Where to find free table lamp DWG files (and how to use them)
Free table lamp DWG blocks — where to look in the Lighting category, what the elevation shows, and how to place a table lamp in your AutoCAD interior.
Sumana KumarUpdated 16 January 20264 min read

Finding a table lamp block
Table lamps live in the Lighting category with the rest of the fittings. Open the Lighting hub and search "table lamp" or "lamp" to surface the smaller lamp fittings; the ceiling lamp and wall lamp pages are nearby, and the lamp drawings give you the desk-and-bedside style light you want to sit on a surface. For a quick accent on a sideboard, bedside table or reception desk in an interior elevation, this is the fitting to reach for.
Downloads are free, instant and account-free, and the licence covers commercial use. A table lamp is one of those small touches that makes an interior elevation feel inhabited — a bedroom elevation with a lamp on the nightstand reads as a real room rather than an empty wall with furniture.
What the file contains
Table lamp blocks are elevation drawings — the front view of the lamp as it sits on a surface, showing the base, stem and shade in profile. Elevation is the right view because a table lamp is judged by its silhouette against the wall behind it and its height relative to the furniture it stands on.
The files are DWG, native to AutoCAD, so they open with nothing to convert. The geometry is editable vector linework rather than an image, so you can snap to the base, mirror it, and restyle the lineweight to suit your sheet. Because it is true geometry, you can place a matching pair of lamps on a console or either side of a bed by mirroring one instance.
A table lamp is small, so its lineweight matters more than you might expect. On a busy elevation a heavy lamp outline can shout louder than the furniture it sits on, which is the wrong emphasis. Drawing it with a lighter pen — or putting it on a layer set to a thin lineweight — keeps it as the accent it is. Because the block is editable geometry rather than a fixed image, you have full control over how prominently it reads on the final sheet.
Placing it on a surface
Insert with INSERT (shortcut I), Browse to the file, and keep "Specify On-screen" ticked. The natural anchor for a table lamp is the top surface of the furniture it stands on: snap the base of the lamp to the top of the bedside table, sideboard or desk in your elevation, using object snaps (F3) so it sits on the surface rather than floating above or sinking into it. This is where drawing the furniture first pays off — once the bedside table or console is on the elevation, the lamp has a real surface to land on, and the whole vignette reads correctly.

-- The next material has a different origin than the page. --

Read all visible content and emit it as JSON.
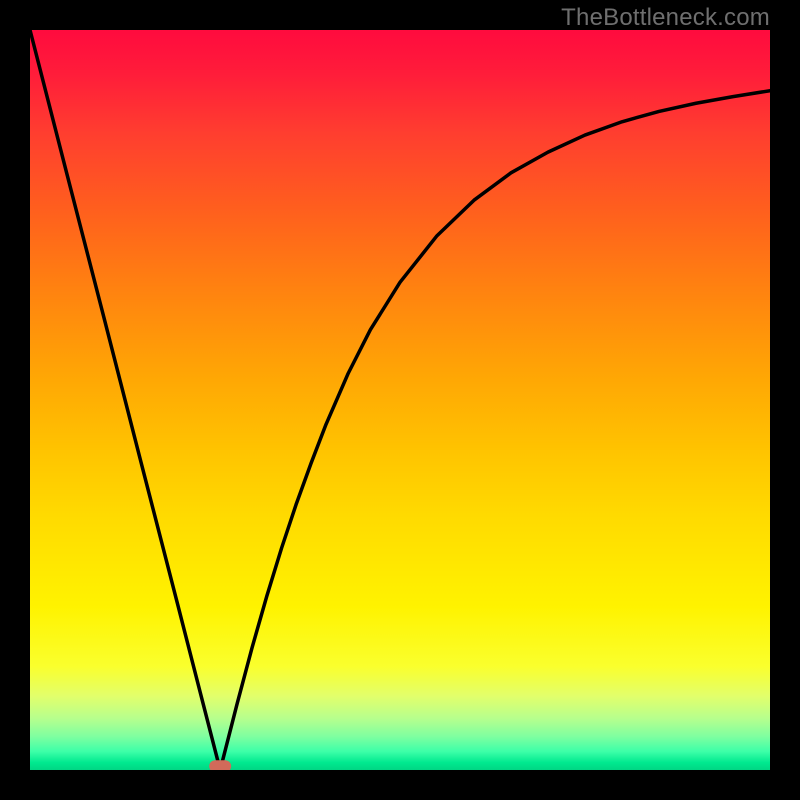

Position it where it makes sense in the scene — on a nightstand beside a bed, on a console under a mirror, on a desk in a study. For a symmetrical arrangement, place one lamp and mirror it about the centreline of the furniture so both sit at equal height and spacing, which reads as deliberately styled.
Scale, units and layer
A wrong-sized lamp is a units mismatch — set INSUNITS the same in both files for auto-scaling, or insert and SCALE by 0.001 or 1000. Check the lamp against the furniture it sits on: a table lamp should be a modest object on the surface, not as tall as the person beside it, so correct the scale if it looks oversized.
Drop it on your lighting or furniture layer, whichever your office uses for loose accent fittings. A block on layer 0 inherits the active layer at insertion, so set that layer first. Keeping accent lighting on a consistent layer lets you dim it on a coordination drawing or bring it forward on a presentation elevation from the Layer Manager.
Layering light in an elevation
Table lamps belong to the accent layer of a lighting scheme — the small, decorative pools of light that sit below the ambient ceiling fittings and any task lighting. Showing them in an interior elevation communicates that the room has been lit thoughtfully, not just flooded from above.
Add your preferred lamp to a tool palette for one-click placement when furnishing elevations. Combine table lamps with a ceiling fitting and a floor or wall lamp, and a room elevation gains a complete three-layer lighting story — ambient, task and accent — that reads as a real interior design. As always, insert the block rather than copying loose lines so each lamp stays a managed, swappable instance.
There is a practical coordination value too. A table lamp on a console or nightstand implies a socket nearby, so showing the lamp on the elevation is a quiet reminder to the electrical layout that a power point belongs at that location. Designers who furnish their elevations with lamps tend to catch missing sockets earlier, because the fitting on the drawing prompts the question of how it is powered — a small benefit of drawing the accent lighting rather than leaving it off the sheet.
Questions
Frequently asked
Where do I download a free table lamp CAD block?+
In the Lighting category on CADBlockDWG. Search "table lamp" or "lamp" and download the DWG free — no signup, commercial use allowed.
What view is the table lamp block drawn in?+
Elevation — the front view showing base, stem and shade — for placing on a surface in an interior elevation. Snap its base to the top of the furniture it stands on.
How do I make a matching pair of table lamps?+
Place one lamp, then use MIRROR about the centreline of the console or bed so both sit at equal height and spacing for a symmetrical, styled look.